29. Governadores e prefeitos entreguistas, com aval do governo
federal, têm projetos de privatizar a água e o saneamento. As grandes
transnacionais do setor prometem investir, mas, em geral, só o fazem na água,
pois o investimento é menor e os lucros maiores. Esse bem estratégico passa a ser
explorado em função dos lucros e sem cuidado com preservação e qualidade.
30. Até mesmo o petróleo - que, em todo país soberano, tem de
estar sob controle nacional - está sendo entregado às companhias
estrangeiras. Desde a campanha do “petróleo é nosso” e a criação da
Petrobrás, em 1953, o monopólio estatal ficou intocado, enquanto a
Nação manteve algum resquício de independência, até ter ele sido
derrogado, de fato, por FHC, com a Lei 9.478, de 1997.
31. Como alertam os engenheiros Paulo Metri e Ricardo Maranhão,
o Brasil sofrerá perda colossal no leilão que a Agência Nacional do
Petróleo marcou para 14/15.05. 2013. Poderão ser arrematadas áreas
totalizando de 20 a 30 bilhões de barris, ou seja, de 1,8 a 2,7 trilhões
dólares aos preços atuais.
32. Os royalties determinados pela legislação são de 10% do valor da
produção, e as transnacionais ficam donas do petróleo, podendo exportá-lo
sem qualquer limitação, como atender prioritariamente as necessidades internas
ou restringir a exploração por razões de estratégia política ou econômica.
33. Os royalties são baixíssimos, e o Brasil se coloca, assim, em
situação rebaixada não só em relação aos países soberanos - cujas companhias
exploram o petróleo - mas até em relação a pequenos países, protetorados
das potências hegemônicas desprovidos de tecnologia de exploração, os quais
obtêm royalties muito acima daquele percentual.

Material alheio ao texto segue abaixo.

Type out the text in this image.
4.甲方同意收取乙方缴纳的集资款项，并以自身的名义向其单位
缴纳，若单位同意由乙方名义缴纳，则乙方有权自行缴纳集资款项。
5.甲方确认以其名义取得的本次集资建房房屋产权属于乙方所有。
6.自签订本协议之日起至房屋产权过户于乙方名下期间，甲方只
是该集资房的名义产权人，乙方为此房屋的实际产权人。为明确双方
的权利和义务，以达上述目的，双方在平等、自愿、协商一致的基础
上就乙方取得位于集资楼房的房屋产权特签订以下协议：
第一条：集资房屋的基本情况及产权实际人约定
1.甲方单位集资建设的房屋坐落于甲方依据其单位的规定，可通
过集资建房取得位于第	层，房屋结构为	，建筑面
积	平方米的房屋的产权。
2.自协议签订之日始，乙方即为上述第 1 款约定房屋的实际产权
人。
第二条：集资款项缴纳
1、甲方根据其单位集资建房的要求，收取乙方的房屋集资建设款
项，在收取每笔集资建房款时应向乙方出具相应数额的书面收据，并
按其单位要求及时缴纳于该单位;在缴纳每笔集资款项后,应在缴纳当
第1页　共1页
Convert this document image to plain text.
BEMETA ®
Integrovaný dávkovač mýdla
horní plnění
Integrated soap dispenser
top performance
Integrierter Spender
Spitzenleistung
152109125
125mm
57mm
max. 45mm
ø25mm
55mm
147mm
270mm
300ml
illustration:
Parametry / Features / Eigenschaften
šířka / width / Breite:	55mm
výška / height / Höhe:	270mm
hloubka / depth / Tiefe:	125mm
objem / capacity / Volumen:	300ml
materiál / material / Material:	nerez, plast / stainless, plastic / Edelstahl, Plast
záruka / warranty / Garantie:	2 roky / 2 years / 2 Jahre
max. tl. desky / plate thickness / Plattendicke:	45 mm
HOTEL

34. A grande mídia, sempre a serviço da oligarquia imperial, faz intensa
campanha sobre fracassos e dificuldades da Petrobrás, visando evitar que
ela, como em leilões passados, arremate o grosso das áreas. A Petrobrás
descobriu as jazidas, verdadeiro bilhete premiado para as transnacionais,
propiciado pela Agência Nacional de Petróleo, constituída, desde sua fundação,
para favorecê-las. Não estão ainda em pauta áreas do pré-sal, para as quais
vige a lei 12.351/2010, que tampouco preserva os interesses do País.
34. Fomentada que é a ignorância quanto a tudo que seja de grande
interesse nacional, o que suscitou intensa polêmica política foi o repasse dos
royalties para Estados e municípios, uma bagatela diante do que o Brasil está
perdendo.
35. Tão estúpida, ou desonesta, é a atitude de governadores e
parlamentares, que nem falam em revogar a Lei Kandir, o que lhes
proporcionaria mais que o dobro das receitas dos royalties, em disputa
das quais se engalfinham. Essa lei isenta as exportações do ICMS.
* - Adriano Benayon
é doutor em economia e autor do livro Globalização versus Desenvolvimento.